Anthony Petrello is suing Matthew Prucka because he didn't sell his 8-million dollar home to him. Prucka faces a criminal misdemeanor charge under a city ordinance that prohibits discrimination by race, sex, color, religion, national origin, family status or disability in the sale or rental of property. Petrello wanted the house for his 11-year old daughter. She has cerebral palsy, so the house, built in the 1920s,ξ would have to be retro-fitted for her medical team and eventually for her.

Attorney Murray Fogler represents Prucka. He says Petrello originally filed a contract claim against his client.

"His allegation was that he had an oral agreement with his neighbor that he would get the opportunity to buy the house and when he realized that that claim really wasn't very strong, he came up with this other one."

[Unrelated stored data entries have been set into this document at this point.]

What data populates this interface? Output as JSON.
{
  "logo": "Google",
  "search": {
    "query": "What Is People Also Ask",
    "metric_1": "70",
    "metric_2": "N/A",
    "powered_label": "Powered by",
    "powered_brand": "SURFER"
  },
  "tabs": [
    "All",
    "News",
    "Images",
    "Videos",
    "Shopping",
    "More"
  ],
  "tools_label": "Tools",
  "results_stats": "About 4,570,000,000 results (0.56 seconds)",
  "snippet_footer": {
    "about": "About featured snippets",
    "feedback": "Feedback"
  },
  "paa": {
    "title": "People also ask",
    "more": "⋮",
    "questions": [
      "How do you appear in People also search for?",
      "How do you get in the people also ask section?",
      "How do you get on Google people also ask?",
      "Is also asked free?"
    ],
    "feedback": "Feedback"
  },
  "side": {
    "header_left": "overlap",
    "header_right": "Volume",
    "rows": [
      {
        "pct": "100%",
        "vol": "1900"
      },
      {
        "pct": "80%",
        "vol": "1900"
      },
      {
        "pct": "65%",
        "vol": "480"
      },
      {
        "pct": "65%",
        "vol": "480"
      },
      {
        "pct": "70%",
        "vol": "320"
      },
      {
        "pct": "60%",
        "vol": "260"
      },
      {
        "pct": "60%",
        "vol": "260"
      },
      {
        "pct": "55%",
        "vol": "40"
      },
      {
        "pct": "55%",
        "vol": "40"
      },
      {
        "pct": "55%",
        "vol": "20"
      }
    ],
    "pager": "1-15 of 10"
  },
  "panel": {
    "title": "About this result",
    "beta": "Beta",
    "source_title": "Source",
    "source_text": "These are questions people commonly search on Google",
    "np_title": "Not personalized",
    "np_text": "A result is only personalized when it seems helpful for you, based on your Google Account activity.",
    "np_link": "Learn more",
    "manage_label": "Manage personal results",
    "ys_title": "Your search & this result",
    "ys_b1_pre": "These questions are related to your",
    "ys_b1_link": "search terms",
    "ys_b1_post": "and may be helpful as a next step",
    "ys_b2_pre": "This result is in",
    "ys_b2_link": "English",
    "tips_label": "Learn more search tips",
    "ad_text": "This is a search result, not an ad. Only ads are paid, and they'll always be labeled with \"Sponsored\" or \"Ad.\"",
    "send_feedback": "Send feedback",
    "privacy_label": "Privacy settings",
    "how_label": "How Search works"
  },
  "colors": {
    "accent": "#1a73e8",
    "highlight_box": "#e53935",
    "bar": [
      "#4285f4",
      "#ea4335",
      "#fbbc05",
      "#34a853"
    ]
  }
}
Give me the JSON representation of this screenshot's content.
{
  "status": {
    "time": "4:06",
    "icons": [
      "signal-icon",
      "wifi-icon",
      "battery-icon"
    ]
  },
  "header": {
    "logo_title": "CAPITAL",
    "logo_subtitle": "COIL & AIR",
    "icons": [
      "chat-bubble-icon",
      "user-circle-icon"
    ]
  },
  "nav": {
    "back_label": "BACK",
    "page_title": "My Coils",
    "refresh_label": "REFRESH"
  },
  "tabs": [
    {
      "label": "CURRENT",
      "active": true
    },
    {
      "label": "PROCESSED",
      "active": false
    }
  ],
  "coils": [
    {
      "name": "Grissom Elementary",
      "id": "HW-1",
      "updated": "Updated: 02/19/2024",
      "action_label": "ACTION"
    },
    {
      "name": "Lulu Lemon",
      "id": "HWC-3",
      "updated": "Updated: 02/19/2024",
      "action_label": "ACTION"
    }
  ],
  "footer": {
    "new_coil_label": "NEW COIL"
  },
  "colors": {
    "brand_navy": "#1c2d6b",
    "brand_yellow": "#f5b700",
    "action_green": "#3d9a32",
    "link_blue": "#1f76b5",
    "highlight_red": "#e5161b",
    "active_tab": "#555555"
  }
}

Fogler says his client found someone who wanted to buy the house as is.

"The buyer loved the house the way it was and wanted to preserve it. And that meant something to Mr. Prucka and his wife, because they had spent so much time restoring the house to its original condition."

Houston immigration attorney Gordon Quan chaired the Fair Housing committee and helped push through the law as a city councilmember.

"Certainly it's an unusual case, but it shows the diligence of the city attorney in seeking to apply the law fairly in all cases. The courts may dismiss it, but I think it does serve notice that we're serious about enforcing our fair housing laws."

Homeowner Prucka faces up to a 500-dollar fine if he's found guilty.

PH, KUHF...Houston Public Radio News.